Line 17 brings in a specific detail of pandemic life: "can you see me, can you hear me" are common refrains at the start of video calls. Videoconferencing is another example of distance, abstraction, and alienation in the poem. The speaker is starved for real human connection, frustrated by barriers and technological difficulties.
Line 18 uses "I" for the first time, and it's ambiguous whether this are truly the speaker's words or still an implied quotation (see detailed analysis). The poem's emotional core is clearest in these lines: aloneness and isolation, desperation (repeated for the second time in three lines). The phrase "I am human" stands out. It should be obvious, but bears repeating, since everything in the poem so far has been separated from humanity by at least a layer of abstraction or artificiality. Even the people—the farmer, acquaintance, family—feel unreal and distant. The speaker needs desperately to reassert and confirm her humanity.
The "animal saving me" in line 19 may refer to Limón's dog, Lily Bean, who has featured in her writing. Many people adopted pets during COVID lockdown, or found new comfort in their pets, to make up for the loss of so much human connection. While this relationship is immensely valuable, the speaker is mourning how necessary it is.
"High / water" may refer to climate crisis, like rising tides or storms—one more tragedy that remains impersonal and hard to manage—and "sorrow" echoes the whole poem's tone. In contrast, "the air and its ease" may indicate how liberating the fresh air may feel: during pandemic lockdown and constant mask-wearing, a walk outside could be a rare reprieve, but to the speaker, this "ease" feels bittersweet due to the contrast.
All of the poem's images, filled with the tragedy of distance and isolation, culminate with one simple request: "I am asking you to touch me." The run-on sentence form lends the poem breathlessness to match its subject of exhaustion, making this ending period all the more satisfying. By far, this is the shortest line of the poem, indicating as well that what the speaker needs is a simple, basic, raw connection: not ornate, artificial language.

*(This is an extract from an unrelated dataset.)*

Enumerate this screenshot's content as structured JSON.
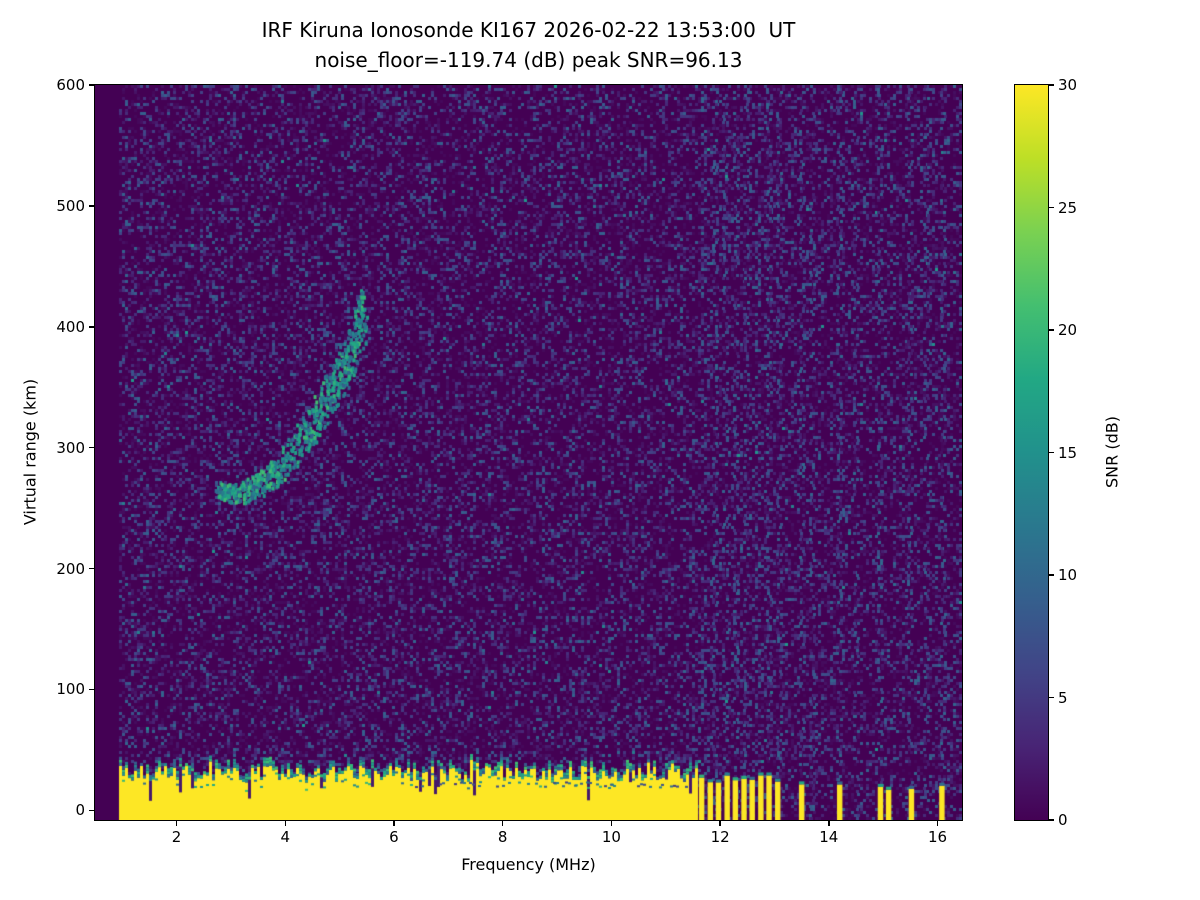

The "you" is ambiguous—see analysis in Characters—and reaches out equally to the poet's lover as to the general audience of readers. Skin-to-skin touch appears in the poem's last line as the antithesis of poetic and religious abstraction, of the pandemic's isolation, of the exhaustion of tragedy seen from afar. Touch, unlike video calling, is immediate and unfiltered. "The End of Poetry," for Limón's speaker, is found in human connection, when words cease to be an adequate substitute.
The closing line is a request, not a command, and less self-assured than the flirtatious shirt-lifting in her poem "How to Triumph Like a Girl." The reader is left with the task of making this intimacy a reality: after all, "The End of Poetry" is only a poem, and the real work of connecting must be done off the page.